O empresário João Paulo de Moraes Pedroso está planejando se mudar para uma nova casa daqui a alguns dias, junto com a sua noiva, Tatiana Barbosa. A casa, localizada na Vila Raycos, era da avó de Tatiana, que faleceu há aproximadamente um mês e meio. A mudança para a nova casa, no entanto, só se tornou possível após a visita de um biológo da Prefeitura de Franca. Isso porque cerca de 10 mil abelhas habitavam um vaso no quintal da casa há mais ou menos um ano.

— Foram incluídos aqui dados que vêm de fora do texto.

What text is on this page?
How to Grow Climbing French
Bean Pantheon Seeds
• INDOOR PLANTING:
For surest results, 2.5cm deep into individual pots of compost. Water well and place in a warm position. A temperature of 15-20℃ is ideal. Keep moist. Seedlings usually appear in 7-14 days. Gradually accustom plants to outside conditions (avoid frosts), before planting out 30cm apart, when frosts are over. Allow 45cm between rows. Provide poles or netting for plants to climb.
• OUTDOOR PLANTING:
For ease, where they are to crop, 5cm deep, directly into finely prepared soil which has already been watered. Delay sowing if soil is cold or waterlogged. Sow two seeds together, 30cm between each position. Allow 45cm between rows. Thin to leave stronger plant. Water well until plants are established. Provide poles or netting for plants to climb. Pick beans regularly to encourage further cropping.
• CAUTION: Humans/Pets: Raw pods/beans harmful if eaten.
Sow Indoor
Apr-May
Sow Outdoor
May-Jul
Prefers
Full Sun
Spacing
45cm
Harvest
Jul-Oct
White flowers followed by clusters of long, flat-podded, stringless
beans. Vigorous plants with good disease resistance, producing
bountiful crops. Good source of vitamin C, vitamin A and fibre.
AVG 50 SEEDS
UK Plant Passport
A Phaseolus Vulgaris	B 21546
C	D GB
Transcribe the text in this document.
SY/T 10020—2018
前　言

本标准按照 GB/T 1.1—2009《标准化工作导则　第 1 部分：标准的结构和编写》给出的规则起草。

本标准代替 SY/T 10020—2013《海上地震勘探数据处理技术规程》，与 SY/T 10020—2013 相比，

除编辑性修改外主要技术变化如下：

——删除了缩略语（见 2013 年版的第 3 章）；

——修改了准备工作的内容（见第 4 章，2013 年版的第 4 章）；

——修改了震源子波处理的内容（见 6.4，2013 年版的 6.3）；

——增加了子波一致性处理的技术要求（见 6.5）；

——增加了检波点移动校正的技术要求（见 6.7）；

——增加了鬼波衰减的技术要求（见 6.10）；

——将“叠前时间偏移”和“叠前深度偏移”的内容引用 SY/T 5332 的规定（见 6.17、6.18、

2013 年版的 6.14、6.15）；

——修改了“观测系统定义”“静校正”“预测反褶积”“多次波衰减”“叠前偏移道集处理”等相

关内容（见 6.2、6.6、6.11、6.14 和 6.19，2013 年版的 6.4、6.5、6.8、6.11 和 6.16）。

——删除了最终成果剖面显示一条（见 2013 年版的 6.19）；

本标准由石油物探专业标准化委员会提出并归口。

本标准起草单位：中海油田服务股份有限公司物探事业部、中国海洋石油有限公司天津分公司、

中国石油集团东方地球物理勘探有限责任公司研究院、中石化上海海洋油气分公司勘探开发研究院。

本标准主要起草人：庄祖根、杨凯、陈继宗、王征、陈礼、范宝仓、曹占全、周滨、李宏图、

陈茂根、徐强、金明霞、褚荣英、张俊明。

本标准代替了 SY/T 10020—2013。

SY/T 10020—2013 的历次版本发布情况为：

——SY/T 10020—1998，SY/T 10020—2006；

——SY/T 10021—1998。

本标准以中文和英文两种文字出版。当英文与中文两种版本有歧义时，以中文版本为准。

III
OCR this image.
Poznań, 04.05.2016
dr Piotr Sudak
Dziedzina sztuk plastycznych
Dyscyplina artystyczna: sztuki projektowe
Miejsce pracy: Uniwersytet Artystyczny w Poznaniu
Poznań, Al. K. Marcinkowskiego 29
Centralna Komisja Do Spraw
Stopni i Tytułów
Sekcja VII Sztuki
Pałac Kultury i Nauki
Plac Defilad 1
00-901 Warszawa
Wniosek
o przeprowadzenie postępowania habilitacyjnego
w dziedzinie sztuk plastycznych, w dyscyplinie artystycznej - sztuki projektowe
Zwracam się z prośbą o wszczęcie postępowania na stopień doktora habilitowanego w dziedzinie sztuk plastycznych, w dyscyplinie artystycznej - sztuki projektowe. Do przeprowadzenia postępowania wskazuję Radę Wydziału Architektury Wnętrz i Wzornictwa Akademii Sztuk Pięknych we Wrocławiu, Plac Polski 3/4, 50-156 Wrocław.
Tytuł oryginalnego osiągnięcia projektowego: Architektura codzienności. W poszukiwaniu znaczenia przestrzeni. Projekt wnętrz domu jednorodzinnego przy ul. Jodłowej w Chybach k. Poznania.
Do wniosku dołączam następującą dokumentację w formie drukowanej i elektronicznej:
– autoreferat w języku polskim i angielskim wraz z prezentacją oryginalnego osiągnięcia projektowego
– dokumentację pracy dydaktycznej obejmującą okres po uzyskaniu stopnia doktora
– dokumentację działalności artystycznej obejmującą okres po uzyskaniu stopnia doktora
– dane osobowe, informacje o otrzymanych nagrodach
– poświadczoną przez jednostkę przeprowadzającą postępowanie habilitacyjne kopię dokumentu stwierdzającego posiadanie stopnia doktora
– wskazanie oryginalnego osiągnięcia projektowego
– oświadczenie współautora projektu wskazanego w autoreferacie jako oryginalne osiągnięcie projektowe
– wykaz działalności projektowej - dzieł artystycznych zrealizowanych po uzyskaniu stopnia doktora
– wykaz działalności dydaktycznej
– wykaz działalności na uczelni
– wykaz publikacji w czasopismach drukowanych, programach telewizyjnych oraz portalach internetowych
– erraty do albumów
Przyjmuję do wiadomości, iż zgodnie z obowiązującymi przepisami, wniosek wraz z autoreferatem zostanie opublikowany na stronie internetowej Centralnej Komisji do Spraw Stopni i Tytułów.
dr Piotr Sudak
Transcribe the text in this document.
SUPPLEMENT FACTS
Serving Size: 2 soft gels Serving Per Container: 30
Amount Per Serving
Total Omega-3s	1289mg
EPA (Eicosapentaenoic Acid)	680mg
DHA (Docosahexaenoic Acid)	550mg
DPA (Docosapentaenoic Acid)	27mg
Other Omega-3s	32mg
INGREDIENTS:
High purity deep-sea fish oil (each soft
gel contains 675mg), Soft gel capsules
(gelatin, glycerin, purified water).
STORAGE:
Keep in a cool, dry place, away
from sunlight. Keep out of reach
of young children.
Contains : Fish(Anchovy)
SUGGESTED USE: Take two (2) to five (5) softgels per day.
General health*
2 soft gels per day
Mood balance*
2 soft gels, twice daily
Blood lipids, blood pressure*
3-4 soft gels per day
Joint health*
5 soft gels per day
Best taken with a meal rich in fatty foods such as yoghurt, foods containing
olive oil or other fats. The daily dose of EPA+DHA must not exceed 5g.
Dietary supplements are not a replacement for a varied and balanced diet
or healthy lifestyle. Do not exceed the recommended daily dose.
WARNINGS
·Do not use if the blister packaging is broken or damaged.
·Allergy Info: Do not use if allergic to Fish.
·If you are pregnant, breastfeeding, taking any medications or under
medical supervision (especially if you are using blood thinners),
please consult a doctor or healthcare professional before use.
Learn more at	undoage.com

“Perdemos muita mobilidade. Queríamos capinar o quintal para não atrair bichos, mas não podíamos fazer nada com as abelhas aqui. Também não podíamos trazer crianças, pelo perigo”, disse.
O problema começou a ser resolvido na última terça-feira. João Paulo estava procurando havia três semanas alguém para retirar as abelhas quando descobriu que o serviço era oferecido gratuitamente pela Secretaria de Desenvolvimento. Soube também que ele não era o único “incomodado” com a presença de abelhas nas residências.
De acordo com o biólogo Célio Augusto Pereira Rodrigues, responsável pela apicultura da Secretaria de Desenvolvimento, a Prefeitura não dá conta de atender a todos os chamados que recebe. Normalmente, no período de julho a novembro, há pelo menos uma queixa por dia.
“A enxameação acontece por dois motivos. O primeiro é quando a colmeia está superpovoada e o segundo quando faltam alimentos nela. As abelhas então migram com o objetivo de formar colmeias em outro lugar”, explica. As abelhas na cidade são todas africanizadas (cruzamento de europeias com africanas), espécie que tem como característica enxamear com mais facilidade, segundo Célio.
O biólogo conta que só existe um método para a retirada de abelhas. É preciso jogar fumaça na casa delas, para que fiquem menos agressivas e deixem a colmeia. O próximo passo é retirar os favos de mel e atrair as abelhas para uma nova caixa. Uma vez dentro da caixa, as abelhas têm duas opções: se instalar na caixa para fazer nova colmeia ou procurar outro local.
O biológo - que também é apicultor - esteve na futura casa de João Paulo e Tatiana na terça, acompanhado pelo estagiário e estudante do Colégio Agrícola Leonardo Nunes de Castro. Antes de realizar os procedimentos, ele alertou todos os vizinhos para que fechassem portas e janelas. Ao transferir as quadras de mel do vaso para a caixa, deixou as abelhas no quintal por mais dois dias. Na quinta-feira, voltou e levou a caixa com as cerca de 10 mil abelhas que moravam no vaso para o apiário municipal, que fica na rodovia Felipe Calixto, ligação entre Franca e Ribeirão Corrente.